I can’t promote this yet, but we all could head toChina, lickity-split, and return in the body of a monkey, young and healthy!  Reports are that Chinese scientists have cloned a rhesus monkey for the first time. Is cloning’s what we need, minus the monkeys?

Or maybe a million clones who can survive on polluted air and water? No mouths – their precaution against political dissent or the grumblings old age brings on? No voice boxes for complaining, water intake tubes only? Permanent smiles, pleasant dispositions? Maybe better the cloned monkeys – electric-powered, with cordless connectivity. 7G is the newest.

And, if we act quickly, Pontiac could become agents for all of Canada. There’s an idea for Pontiac’s rebirth. Let’s call the MRC! And run one, or all, for political office. Fill Parliament from top to bottom. Would anyone notice?
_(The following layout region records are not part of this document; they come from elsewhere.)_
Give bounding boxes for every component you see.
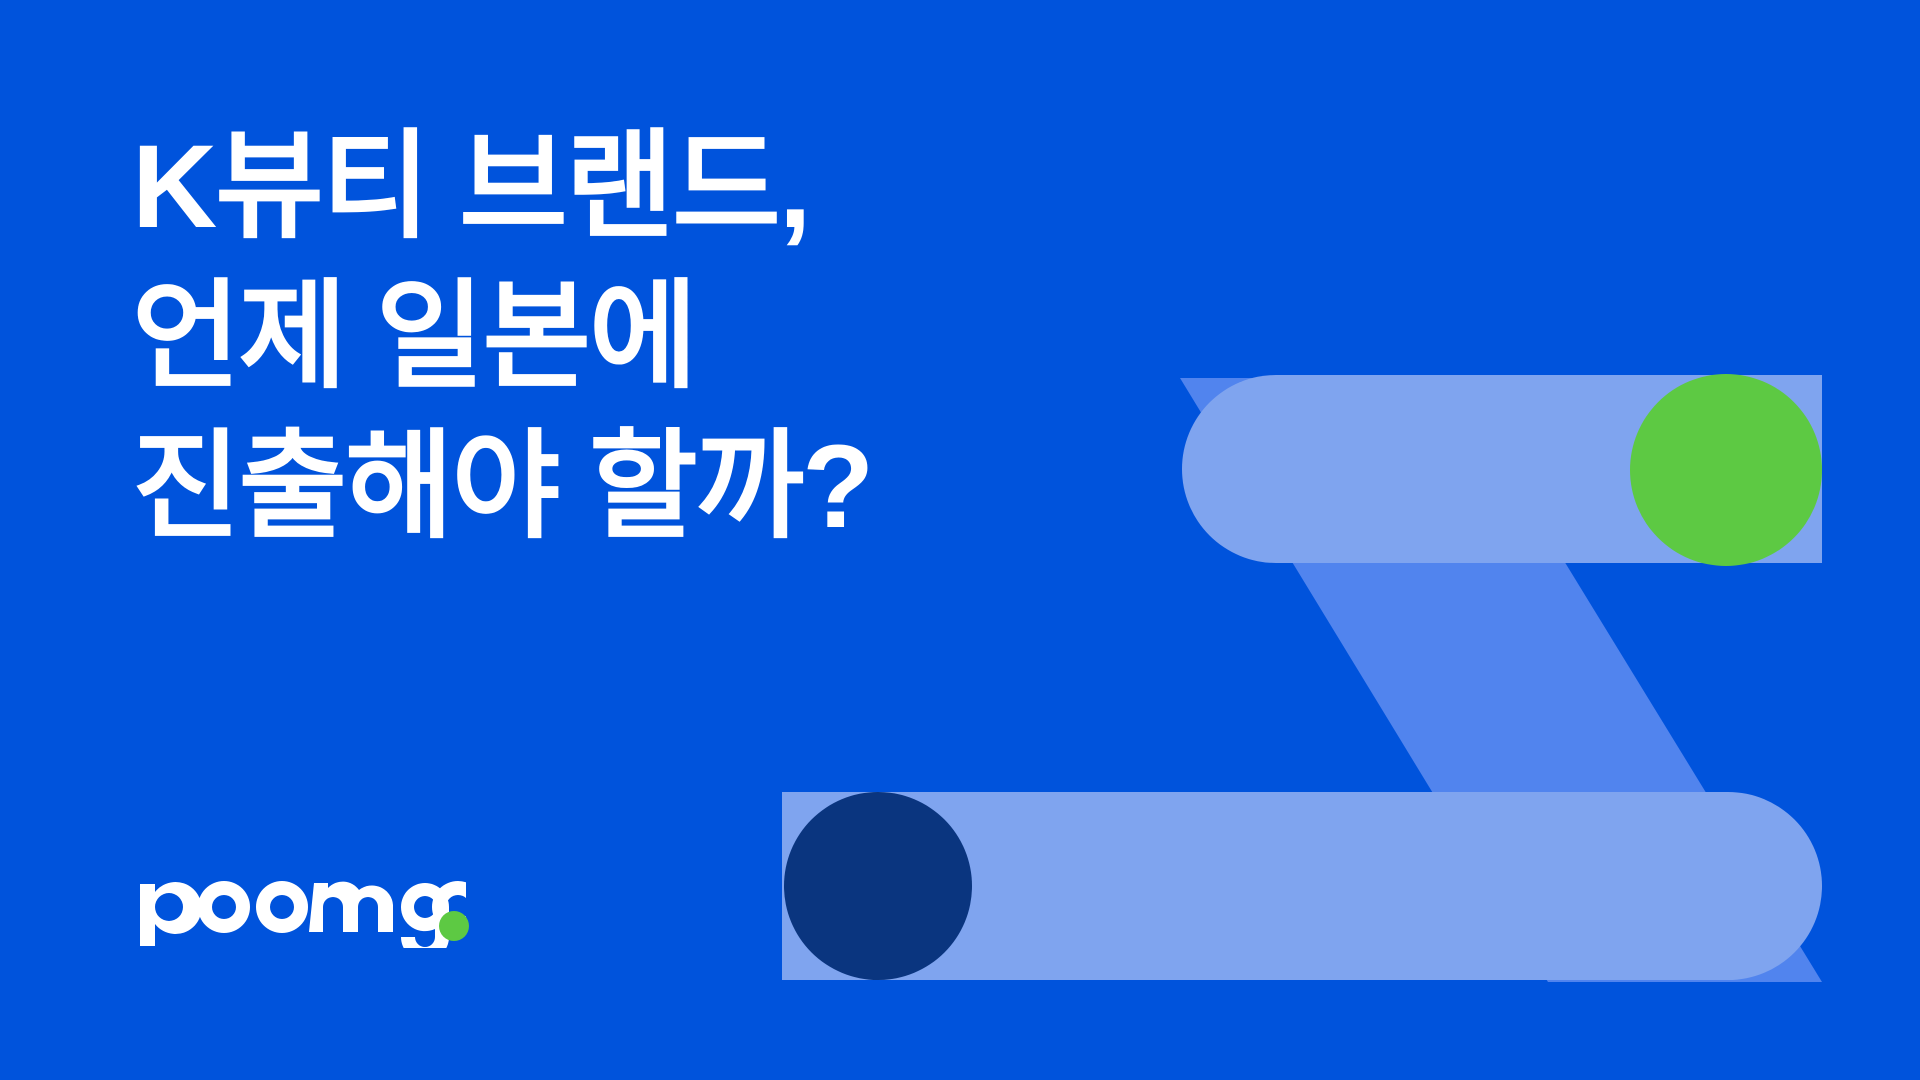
- banner-canvas: K뷰티 브랜드, 언제 일본에 진출해야 할까? poomgo: [0, 0, 1920, 1080]
- headline-line-3: 진출해야 할까?: [132, 412, 872, 562]
- poomgo-logo[interactable]: poomgo: [136, 862, 466, 948]
- headline-line-2: 언제 일본에: [132, 262, 872, 412]
- bottom-pill-band: [782, 792, 1822, 980]
- diagonal-connector-band: [878, 375, 1830, 980]
- logo-dot-icon: [438, 910, 470, 942]
- poomgo-wordmark-icon: [136, 862, 466, 948]
- green-accent-circle: [1630, 374, 1822, 566]
- page-title: K뷰티 브랜드, 언제 일본에 진출해야 할까?: [132, 112, 872, 562]
- diagonal-band: [1180, 378, 1822, 982]
- top-pill-band: [1182, 375, 1822, 563]
- navy-accent-circle: [784, 792, 972, 980]
- headline-line-1: K뷰티 브랜드,: [132, 112, 872, 262]
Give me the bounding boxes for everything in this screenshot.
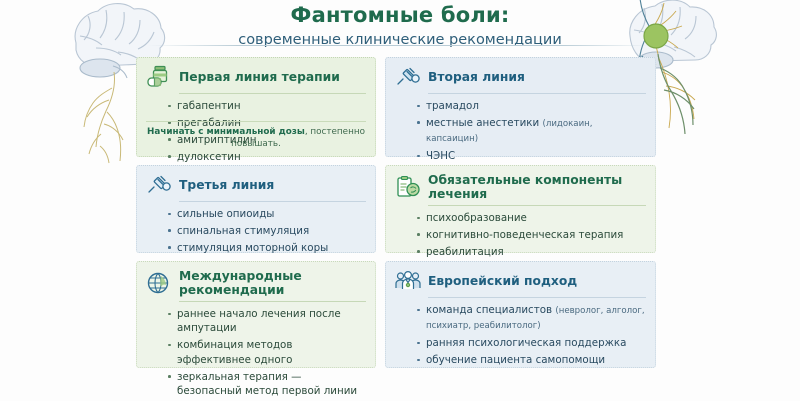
card-title: Вторая линия [428, 70, 525, 84]
list-item: психообразование [417, 211, 646, 228]
header-divider [148, 45, 652, 46]
card-second-line[interactable]: Вторая линия трамадол местные анестетики… [385, 57, 656, 157]
list-item: комбинация методов эффективнее одного [168, 338, 366, 369]
list-item: спинальная стимуляция [168, 224, 366, 241]
list-item: местные анестетики (лидокаин, капсаицин) [417, 116, 646, 149]
card-european-approach[interactable]: Европейский подход команда специалистов … [385, 261, 656, 368]
title-divider [428, 93, 646, 94]
title-divider [179, 93, 366, 94]
list-item: ранняя психологическая поддержка [417, 336, 646, 353]
page-title: Фантомные боли: [0, 2, 800, 28]
card-header: Международные рекомендации [146, 269, 366, 297]
list-item: трамадол [417, 99, 646, 116]
cards-row-1: Первая линия терапии габапентин прегабал… [136, 57, 656, 157]
cards-grid: Первая линия терапии габапентин прегабал… [136, 57, 656, 376]
list-item: сильные опиоиды [168, 207, 366, 224]
bullet-list: раннее начало лечения после ампутации ко… [146, 307, 366, 401]
card-title: Международные рекомендации [179, 269, 366, 297]
card-first-line-therapy[interactable]: Первая линия терапии габапентин прегабал… [136, 57, 376, 157]
cards-row-2: Третья линия сильные опиоиды спинальная … [136, 165, 656, 253]
title-divider [428, 205, 646, 206]
card-title: Первая линия терапии [179, 70, 340, 84]
care-team-icon [395, 269, 421, 293]
list-item: раннее начало лечения после ампутации [168, 307, 366, 338]
globe-icon [146, 271, 172, 295]
list-item: габапентин [168, 99, 366, 116]
list-item: обучение пациента самопомощи [417, 353, 646, 370]
bullet-list: команда специалистов (невролог, алголог,… [395, 303, 646, 370]
header: Фантомные боли: современные клинические … [0, 2, 800, 50]
card-footnote: Начинать с минимальной дозы, постепенно … [146, 121, 366, 150]
card-title: Обязательные компоненты лечения [428, 173, 646, 201]
title-divider [179, 301, 366, 302]
card-header: Вторая линия [395, 65, 646, 89]
list-item: команда специалистов (невролог, алголог,… [417, 303, 646, 336]
clipboard-brain-icon [395, 175, 421, 199]
card-header: Первая линия терапии [146, 65, 366, 89]
card-third-line[interactable]: Третья линия сильные опиоиды спинальная … [136, 165, 376, 253]
page-subtitle: современные клинические рекомендации [0, 30, 800, 50]
list-item: стимуляция моторной коры [168, 241, 366, 258]
card-international-recommendations[interactable]: Международные рекомендации раннее начало… [136, 261, 376, 368]
card-title: Третья линия [179, 178, 274, 192]
list-item-text: команда специалистов [426, 304, 555, 316]
syringe-icon [395, 65, 421, 89]
card-title: Европейский подход [428, 274, 577, 288]
infographic-canvas: Фантомные боли: современные клинические … [0, 0, 800, 400]
list-item: когнитивно-поведенческая терапия [417, 228, 646, 245]
footnote-emphasis: Начинать с минимальной дозы [147, 127, 305, 137]
card-header: Обязательные компоненты лечения [395, 173, 646, 201]
card-header: Европейский подход [395, 269, 646, 293]
list-item: реабилитация [417, 245, 646, 262]
cards-row-3: Международные рекомендации раннее начало… [136, 261, 656, 368]
title-divider [179, 201, 366, 202]
card-header: Третья линия [146, 173, 366, 197]
title-divider [428, 297, 646, 298]
card-mandatory-components[interactable]: Обязательные компоненты лечения психообр… [385, 165, 656, 253]
syringe-icon [146, 173, 172, 197]
list-item-text: местные анестетики [426, 117, 542, 129]
bullet-list: сильные опиоиды спинальная стимуляция ст… [146, 207, 366, 258]
pill-bottle-icon [146, 65, 172, 89]
list-item: ЧЭНС [417, 149, 646, 166]
list-item: зеркальная терапия — безопасный метод пе… [168, 370, 366, 401]
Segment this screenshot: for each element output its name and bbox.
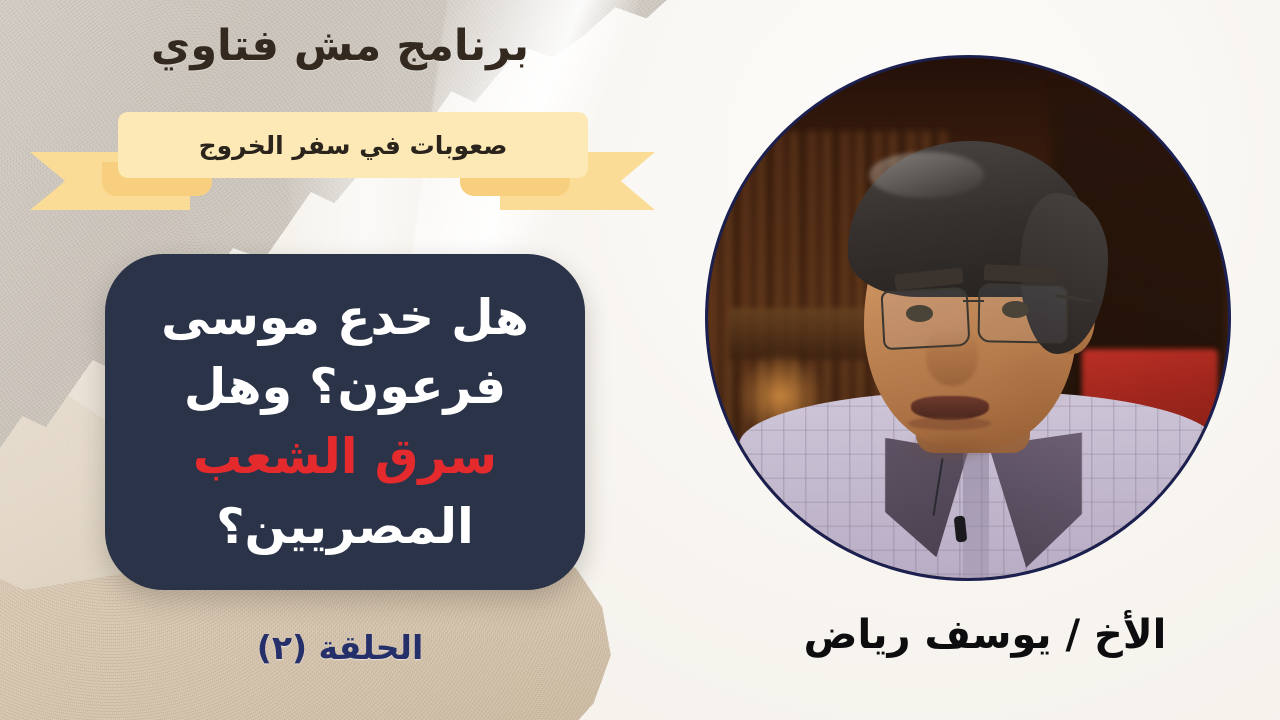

Cloned monkeys don’t have a best-before, like Prime Ministers, so we’re told, and there’d always be a fresh one programmed to say more of the same.

Crazy enough, folks? Unplug them at night, into sleep mode while recharging. All for six easy payments of $29.95 from each of us. Plus shipping, and with Canada Post’s new rules that’d be more than twice their value.

Everything’s eco, sothey’d be compostable, in our new old age! If we ordered three – for the price of one! – we’d cover the elderly’s bases with all parties! But, dear readers, beware of knockoffs. Unless we could order knockoffs wearing designer knockoffs and talking knockoff political bling! A new way to Unite the Right, one always carping about the government, no matter what!

Dear readers, that’s enough. We have to keep up our eating; that formula for the aged tastes awful, but we’re never hungry anymore! Should we recommend this for the North – the thought of food would no longer occur! Hang in there, seniors! I am. Only fourteen more radiation treatments to go. Then a few weeks feeling dodgy. We can hope for new teeth – diamond inserts, all on our Canada Pension. They’d flash like the sun when we smile. Is this the way to qualify for a Quebec seniors’ residence, sprinklers optional?